Ceci dit, vous vous demandez à juste titre cependant si dans l'évolution des supersystèmes il y a place pour des dimensions imaginaires, esthétiques, visionnaires voire mystiques, émanant des hommes en tant qu'individus ou des collectivités. Je ne vous surprendrais pas en vous répondant que, bien que matérialiste, je serais bien aveugle si je sous-estimais cette dimension “fantasmatique” de l'action humaine, qui se répercute au sein des systèmes anthropotechniques sur les orientations que prennent les technologies. Les neurologues expliquent que le cerveau droit, celui de l'imagination, est en compétition permanente avec le gauche, celui du calcul. C'est sans doute vrai chez les animaux aussi, dans la mesure où leur cerveau est partitionné en aires se partageant les tâches de représentation du monde et d'eux-mêmes au sein de la conscience primaire. Mais c'est évidemment le cas chez les humains. C'est sans doute grâce à cela que dès les origines, les premiers manipulateurs d'outils ont su décoller des comportements plus stéréotypés où s'enfermaient les manieurs d'outils animaux, primates briseurs de noix, corbeaux, etc., Ils ont visionné dans leur imaginaire une idée encore confuse d'eux-mêmes armés de la pierre et s'en servant comme d'une prolongation de leurs corps. On pense qu'une petite mutation génétique, survenue là encore au hasard mais pourtant décisive, leur a permis cette prise de recul ou plutôt ce bond en avant dans le futur – peut-être en même temps qu'ils apprenaient par le geste et des proto-langages à partager ces visions.

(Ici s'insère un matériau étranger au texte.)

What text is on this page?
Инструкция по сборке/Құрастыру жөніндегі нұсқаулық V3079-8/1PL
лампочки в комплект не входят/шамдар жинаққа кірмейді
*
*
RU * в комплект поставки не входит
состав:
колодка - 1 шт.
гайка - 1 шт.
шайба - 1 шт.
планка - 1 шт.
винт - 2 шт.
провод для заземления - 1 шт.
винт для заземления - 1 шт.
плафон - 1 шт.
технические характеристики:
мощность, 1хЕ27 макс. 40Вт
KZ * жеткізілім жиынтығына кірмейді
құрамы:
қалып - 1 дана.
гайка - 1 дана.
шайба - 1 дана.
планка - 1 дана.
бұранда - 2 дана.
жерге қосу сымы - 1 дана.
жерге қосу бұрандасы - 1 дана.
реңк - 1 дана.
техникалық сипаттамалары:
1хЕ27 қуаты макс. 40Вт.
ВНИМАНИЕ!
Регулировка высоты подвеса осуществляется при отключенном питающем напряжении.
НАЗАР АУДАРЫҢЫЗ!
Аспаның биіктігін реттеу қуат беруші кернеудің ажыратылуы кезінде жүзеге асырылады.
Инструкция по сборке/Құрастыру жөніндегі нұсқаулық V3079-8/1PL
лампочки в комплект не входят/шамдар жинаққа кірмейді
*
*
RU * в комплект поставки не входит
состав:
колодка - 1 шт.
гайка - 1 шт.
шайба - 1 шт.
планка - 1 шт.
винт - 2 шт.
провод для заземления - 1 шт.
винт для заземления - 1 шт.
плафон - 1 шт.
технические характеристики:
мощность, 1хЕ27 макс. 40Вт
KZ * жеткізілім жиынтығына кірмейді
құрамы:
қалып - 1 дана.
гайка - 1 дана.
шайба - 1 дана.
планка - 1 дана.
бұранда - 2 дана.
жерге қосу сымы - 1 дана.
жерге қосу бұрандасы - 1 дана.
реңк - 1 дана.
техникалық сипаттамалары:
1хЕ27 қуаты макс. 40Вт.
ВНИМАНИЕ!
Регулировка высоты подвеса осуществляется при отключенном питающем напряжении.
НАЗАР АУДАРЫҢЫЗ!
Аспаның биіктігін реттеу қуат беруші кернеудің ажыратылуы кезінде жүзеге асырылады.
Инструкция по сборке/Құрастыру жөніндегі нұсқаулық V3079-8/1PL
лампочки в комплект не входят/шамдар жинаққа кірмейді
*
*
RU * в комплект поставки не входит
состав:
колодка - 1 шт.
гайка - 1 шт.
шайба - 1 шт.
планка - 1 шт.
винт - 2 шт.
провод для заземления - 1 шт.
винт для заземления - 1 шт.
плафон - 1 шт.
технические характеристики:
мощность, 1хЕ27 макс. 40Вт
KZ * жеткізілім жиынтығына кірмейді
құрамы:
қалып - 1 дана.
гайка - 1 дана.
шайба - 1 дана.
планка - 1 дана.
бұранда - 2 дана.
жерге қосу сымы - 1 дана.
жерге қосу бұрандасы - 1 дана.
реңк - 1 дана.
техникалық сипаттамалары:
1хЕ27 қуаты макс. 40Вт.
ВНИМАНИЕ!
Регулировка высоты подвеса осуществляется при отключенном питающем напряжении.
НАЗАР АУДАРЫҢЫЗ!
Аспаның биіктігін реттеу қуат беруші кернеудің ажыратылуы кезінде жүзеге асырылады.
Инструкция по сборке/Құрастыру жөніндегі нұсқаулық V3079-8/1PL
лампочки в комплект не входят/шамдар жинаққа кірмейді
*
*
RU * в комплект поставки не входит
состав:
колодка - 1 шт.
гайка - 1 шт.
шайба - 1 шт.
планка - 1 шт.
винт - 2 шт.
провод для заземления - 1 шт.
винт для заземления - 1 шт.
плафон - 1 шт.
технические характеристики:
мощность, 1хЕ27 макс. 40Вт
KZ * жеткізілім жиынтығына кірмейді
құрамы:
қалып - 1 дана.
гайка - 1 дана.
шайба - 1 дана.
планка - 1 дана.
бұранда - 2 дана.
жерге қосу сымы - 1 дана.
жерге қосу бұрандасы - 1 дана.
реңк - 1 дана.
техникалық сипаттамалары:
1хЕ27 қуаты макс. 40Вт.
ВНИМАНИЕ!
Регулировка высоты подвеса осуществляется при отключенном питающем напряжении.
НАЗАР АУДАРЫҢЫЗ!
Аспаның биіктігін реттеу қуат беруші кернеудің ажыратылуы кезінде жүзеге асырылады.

C'est bien évidemment ce que chacun d'entre nous continue à faire, projeter un Moi halluciné armé de la dernière technologie à la mode, lorsque nous nous imaginons pouvoir améliorer les conditions par lesquelles nous pourrons nous imposer aux autres, à titre individuel ou au nom du groupe. Il est donc essentiel, si l'on veut comprendre un tant soit peu les forces évolutives mettant en oeuvre les divers systèmes anthropotechniques auxquels nous appartenons, d'observer avec les outils adéquats les références esthétiques et métaphysiques qui motivent les humains et post-humains en faisant partie. C'est d'ailleurs ce que vous faites constamment en tant qu'observateur-acteur au sein des jeux géostratégiques qui nous engagent, que nous le voulions ou non.